Pohon ialah tumbuhan dengan batang dan cabang yang berkayu. Pohon memiliki batang utama yang tumbuh tegak, menopang tajuk pohon. Batang merupakan bagian utama pohon dan menjadi penghubung utama antara bagian akar, sebagai pengumpul air dan mineral. Tapi kali ini berubah fungsi menjadi papan kampanye oleh orang-orang berambisi menang.
Maka malam itu pohon-pohon yang berada di ibu kota saling berdialog untuk bertukar pendapat tentang kelakuan manusia yang hanya mementingkan diri mereka sendiri. Sebuah pohon besar yang terlebih dulu menjadi papan kampanye memulai percakapan.
“Teman-teman apa kalian rela tubuh ini menjadi kotor oleh lem seperti ini?”
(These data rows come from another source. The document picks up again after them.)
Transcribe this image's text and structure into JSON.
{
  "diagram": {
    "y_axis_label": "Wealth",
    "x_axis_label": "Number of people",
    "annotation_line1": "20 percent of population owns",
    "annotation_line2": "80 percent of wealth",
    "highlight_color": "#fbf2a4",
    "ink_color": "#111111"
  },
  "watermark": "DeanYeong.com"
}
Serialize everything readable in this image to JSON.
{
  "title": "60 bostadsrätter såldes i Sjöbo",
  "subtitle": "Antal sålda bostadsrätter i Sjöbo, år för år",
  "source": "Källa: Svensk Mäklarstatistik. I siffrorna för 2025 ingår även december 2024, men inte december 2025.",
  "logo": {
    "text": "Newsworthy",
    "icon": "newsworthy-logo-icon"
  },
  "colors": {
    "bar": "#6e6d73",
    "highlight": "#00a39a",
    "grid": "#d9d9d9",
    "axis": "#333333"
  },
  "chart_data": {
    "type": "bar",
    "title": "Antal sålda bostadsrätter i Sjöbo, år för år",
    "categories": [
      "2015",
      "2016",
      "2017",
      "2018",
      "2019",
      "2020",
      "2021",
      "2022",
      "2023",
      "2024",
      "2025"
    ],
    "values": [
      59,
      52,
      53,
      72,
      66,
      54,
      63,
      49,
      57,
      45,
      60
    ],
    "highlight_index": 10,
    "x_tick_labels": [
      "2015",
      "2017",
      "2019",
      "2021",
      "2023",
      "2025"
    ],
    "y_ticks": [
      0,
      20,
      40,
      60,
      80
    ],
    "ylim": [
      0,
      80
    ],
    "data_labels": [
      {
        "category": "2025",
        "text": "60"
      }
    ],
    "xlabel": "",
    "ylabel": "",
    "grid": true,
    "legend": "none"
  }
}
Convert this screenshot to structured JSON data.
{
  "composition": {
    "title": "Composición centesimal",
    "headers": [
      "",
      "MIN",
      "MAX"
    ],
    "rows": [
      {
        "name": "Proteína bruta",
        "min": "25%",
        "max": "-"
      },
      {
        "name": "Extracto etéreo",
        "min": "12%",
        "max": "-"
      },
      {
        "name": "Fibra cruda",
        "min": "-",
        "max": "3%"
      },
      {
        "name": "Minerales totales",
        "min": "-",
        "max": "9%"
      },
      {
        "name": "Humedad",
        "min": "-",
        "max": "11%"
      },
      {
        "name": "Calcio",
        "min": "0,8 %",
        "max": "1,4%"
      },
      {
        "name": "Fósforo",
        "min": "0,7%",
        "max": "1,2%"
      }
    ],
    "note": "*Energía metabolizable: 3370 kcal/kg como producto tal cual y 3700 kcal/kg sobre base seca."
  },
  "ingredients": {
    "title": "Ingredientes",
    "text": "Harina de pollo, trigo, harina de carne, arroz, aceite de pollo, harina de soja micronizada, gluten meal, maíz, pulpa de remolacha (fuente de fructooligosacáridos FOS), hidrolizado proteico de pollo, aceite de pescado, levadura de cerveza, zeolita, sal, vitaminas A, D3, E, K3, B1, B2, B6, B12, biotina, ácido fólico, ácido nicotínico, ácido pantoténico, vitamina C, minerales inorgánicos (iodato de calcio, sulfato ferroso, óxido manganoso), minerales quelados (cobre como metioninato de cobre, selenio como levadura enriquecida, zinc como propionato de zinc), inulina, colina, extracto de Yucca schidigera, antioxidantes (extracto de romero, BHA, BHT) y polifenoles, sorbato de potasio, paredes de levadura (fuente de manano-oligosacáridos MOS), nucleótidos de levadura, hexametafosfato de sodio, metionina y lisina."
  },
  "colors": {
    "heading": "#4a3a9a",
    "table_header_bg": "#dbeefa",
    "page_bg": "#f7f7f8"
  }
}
“Aku hanya pasrah saja, manusia memang seenaknya melakukan apapun pada kita.” Kata pohon yang lebih muda
“Sebenarnya apa yang mereka lakukan dengan menempelkan poster ini ketubuh kita?”
“Mereka sedang masa kampanye.”
“Apa yang inginkan dengan melakukan kampanye?”
“Kampanye adalah sebuah tindakan politik bertujuan mendapatkan pencapaian dukungan, usaha kampanye bisa dilakukan oleh peorangan atau sekelompok orang yang terorganisir untuk melakukan pencapaian suatu proses pengambilan keputusan di dalam suatu kelompok, kampanye biasa juga dilakukan guna mempengaruhi, penghambatan, pembelokan pecapaian.”
“Dari mana kau tahu itu?”
“Aku pernah dengar dari salah satu orang yang lewat, mungkin tahun lalu waktu mereka melakukan hal yang sama. Menempeli tubuh kita dengan poster.”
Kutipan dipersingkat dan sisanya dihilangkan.